It is not what you hold in your hand that takes a great photograph; it’s what you hold in your heart. – anonymous

I admit it: I kind of have a thing for my camera. My camera has had its feelings hurt lately because I’ve been neglectful in our relationship even to the point of letting its battery go dead.  It’s still pouting.

You see, my camera is my friend. It accompanies me to places I wouldn’t normally go like the world’s largest refugee camp in Africa or sashaying through the coffee fields of Andes in South America.  It helps me sneak up on wild animals. It lets me catch really fast athletes. It holds my grandchildren still long enough to store the moment in my heart and on my wall.  It wolf whistles when my wife- a former model- poses for me. When I get a great image finally framed thru the lens, it screams, “That’s it! Take the photo NOW!  That’ll hang on the wall!”

I never tire of looking through the lens of a camera. No matter how many quality images I’ve captured with a point-and-shoot, I still dislike looking at the back of a camera as opposed to looking through the viewfinder.

And here’s why:

While you might not always be conscious of it, your eyes are constantly absorbing a vast amount of visual information for your brain to process.  As far up-and-down and side-to-side your peripheral vision expands, your eyes are constantly sending the brain thousands of signals.  They look for danger, visual clues to read people and places, and chocolate. My eyes are always looking for chocolate. I can spot a Snickers from 100 yards.

Putting a camera to the eye eliminates a tremendous amount of visual information and collapses into a small rectangular block of the viewfinder.  I frequently pull the camera to my eye and scan a scene looking for the composition until it just feels right. I’ve learned to trust my innate sense of composition and design.

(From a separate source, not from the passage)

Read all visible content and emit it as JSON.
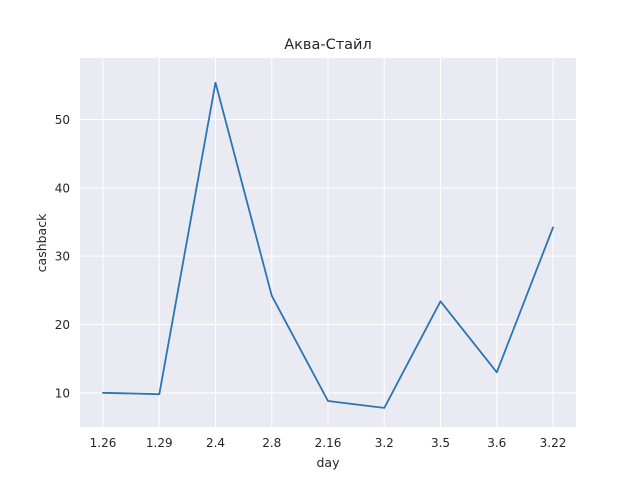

You have it too, just slow down a bit and trust your gut.

I took my camera out on a date last weekend.  We’re friends again. We had a short talk, I put a new battery in, and it forgave me.  To make up for all the weeks away, it reminded me how good it is to be loved by a camera.

And how much better the world looks as I look through it.

The Dinosaur Tree photo was taken near Emporia, Kansas, along the Turnpike, early as the moon set. I tried many years to capture this image with the light just right!